A computer virus which led to a temporary shutdown of the county’s network last week originated in the 911 Center, multiple sources have told the Beaver Countian. The attack led to workers in several departments sitting idle on Monday as they were ordered not to use their computers while technicians worked to mitigate the problem.

County Officials have declined to speak publicly about the virus saying the matter may lead to a criminal investigation.

The unknown virus strain first infected a computer station in the Beaver County Emergency Services Center, which receives all 911 calls in the county and is responsible for dispatching ambulances, fire rescue, and police.

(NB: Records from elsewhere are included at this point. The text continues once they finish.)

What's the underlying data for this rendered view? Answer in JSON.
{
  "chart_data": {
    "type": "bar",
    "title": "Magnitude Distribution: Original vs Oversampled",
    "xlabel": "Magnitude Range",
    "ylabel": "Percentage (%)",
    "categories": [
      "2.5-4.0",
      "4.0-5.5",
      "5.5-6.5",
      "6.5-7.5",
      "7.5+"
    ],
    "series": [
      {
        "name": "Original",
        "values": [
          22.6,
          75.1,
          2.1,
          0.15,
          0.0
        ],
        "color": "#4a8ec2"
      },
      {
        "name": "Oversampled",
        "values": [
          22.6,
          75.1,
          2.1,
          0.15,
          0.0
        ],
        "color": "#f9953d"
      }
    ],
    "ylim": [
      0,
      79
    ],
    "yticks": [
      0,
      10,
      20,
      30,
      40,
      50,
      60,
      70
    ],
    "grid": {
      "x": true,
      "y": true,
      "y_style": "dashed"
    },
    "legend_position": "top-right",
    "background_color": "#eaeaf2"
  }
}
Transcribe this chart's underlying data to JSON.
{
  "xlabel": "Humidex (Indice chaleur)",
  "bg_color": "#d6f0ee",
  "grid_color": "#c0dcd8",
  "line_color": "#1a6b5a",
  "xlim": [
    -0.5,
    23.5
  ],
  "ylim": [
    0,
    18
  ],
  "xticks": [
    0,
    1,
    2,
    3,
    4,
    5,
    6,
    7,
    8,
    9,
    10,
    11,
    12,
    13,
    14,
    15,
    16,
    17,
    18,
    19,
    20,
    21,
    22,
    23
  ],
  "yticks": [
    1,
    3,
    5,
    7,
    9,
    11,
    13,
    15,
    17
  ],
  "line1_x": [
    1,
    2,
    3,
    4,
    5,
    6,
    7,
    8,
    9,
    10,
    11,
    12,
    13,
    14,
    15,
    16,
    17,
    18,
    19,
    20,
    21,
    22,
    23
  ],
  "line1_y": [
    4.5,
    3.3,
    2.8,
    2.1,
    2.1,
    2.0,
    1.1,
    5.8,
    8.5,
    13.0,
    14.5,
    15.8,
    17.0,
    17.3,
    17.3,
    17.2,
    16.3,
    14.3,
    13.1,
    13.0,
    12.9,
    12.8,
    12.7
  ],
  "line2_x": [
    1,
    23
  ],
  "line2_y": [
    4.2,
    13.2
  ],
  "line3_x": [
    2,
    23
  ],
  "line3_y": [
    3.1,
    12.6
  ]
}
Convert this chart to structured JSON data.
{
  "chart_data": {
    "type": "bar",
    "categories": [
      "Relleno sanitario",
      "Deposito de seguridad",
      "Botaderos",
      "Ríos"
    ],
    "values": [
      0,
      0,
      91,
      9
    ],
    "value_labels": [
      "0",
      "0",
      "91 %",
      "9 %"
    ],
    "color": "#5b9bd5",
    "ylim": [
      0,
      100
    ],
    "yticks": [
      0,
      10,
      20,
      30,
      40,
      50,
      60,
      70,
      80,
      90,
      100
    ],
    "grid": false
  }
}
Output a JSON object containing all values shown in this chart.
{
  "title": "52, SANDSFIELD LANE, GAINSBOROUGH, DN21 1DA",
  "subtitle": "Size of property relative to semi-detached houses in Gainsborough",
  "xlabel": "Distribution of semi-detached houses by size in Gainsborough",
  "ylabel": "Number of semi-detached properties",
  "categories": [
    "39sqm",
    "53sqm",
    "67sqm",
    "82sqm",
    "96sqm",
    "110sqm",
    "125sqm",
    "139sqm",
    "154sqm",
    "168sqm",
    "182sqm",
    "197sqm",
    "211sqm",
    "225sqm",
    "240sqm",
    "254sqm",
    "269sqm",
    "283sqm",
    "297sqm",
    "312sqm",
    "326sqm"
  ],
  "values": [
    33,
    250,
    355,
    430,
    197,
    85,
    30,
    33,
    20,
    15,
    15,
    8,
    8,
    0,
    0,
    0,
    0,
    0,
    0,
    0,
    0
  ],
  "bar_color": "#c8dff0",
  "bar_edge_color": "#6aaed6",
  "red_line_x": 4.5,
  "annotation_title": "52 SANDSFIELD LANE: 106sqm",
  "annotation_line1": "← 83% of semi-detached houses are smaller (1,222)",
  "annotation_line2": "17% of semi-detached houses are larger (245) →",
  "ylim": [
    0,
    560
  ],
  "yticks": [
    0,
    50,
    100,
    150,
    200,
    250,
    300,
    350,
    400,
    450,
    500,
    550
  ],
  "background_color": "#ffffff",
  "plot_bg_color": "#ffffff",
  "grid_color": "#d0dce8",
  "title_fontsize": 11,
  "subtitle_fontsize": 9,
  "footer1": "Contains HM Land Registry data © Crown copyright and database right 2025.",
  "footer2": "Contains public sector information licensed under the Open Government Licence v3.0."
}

The virus masked itself as Emergency Management Coordinator Wesley Hill, sending out mass emails to other county employees encouraging them to change their passwords.

Nearly a dozen county employees were tricked by the malicious email into clicking links.

The technique is commonly used in what are known in the security industry as “phishing attacks.” Phishing is a method used by hackers to acquire sensitive information (such as usernames and passwords) by masquerading as a trustworthy individual (such as Wesley Hill) in electronic communications. The county was probably not specifically targeted in the attack, which may have been designed to gather compromised accounts to send out spam emails.

Officials stress that emergency operations in the county were not affected by the attack. It is not believed that attackers gained access to any sensitive information from county systems.

Beaver County Commissioners reduced the size of the IT department last May when they laid off Frank Signore, the county’s long-time head of information technology, in what they called “a cost savings measure.” Commissioners spent $25,000 on a “Barracuda” website filtering and network security device soon after.

Since the attack, Commissioners have ordered internet access to county employees shuttered. Elected Row Officers and Department Heads must now apply to give their employees access if it is needed to carry out official functions.


      • I believe that JP is a professional expert in Internet/computer security. It is very unlikely that this information is incorrect.

      • “far from the truth…..as always in the blog.”

        Get a lot of first hand information down in the mines, do you?

        I strive for accuracy in all that I report. The information in this article came directly from conversations I had with county officials about the matter.  While more detailed, this reporting is also consistent with independent reporting published by the Beaver County Times as well. If you can point out any specific information which you know to be factually inaccurate in this or any of my articles, I will as always conduct further research and publish a correction if warranted.

      • What the hell does an over paid mother Hubbard cubbert cleaner know about what’s going on. Organise boxes shake your tail feather move on

  1. This is pretty common in systems without proper controls. Someone thinks that there are no consequences to surfing their favorite porn sites, until their workplace gets infected. Look at the nasty stuff on your own PC and time, people!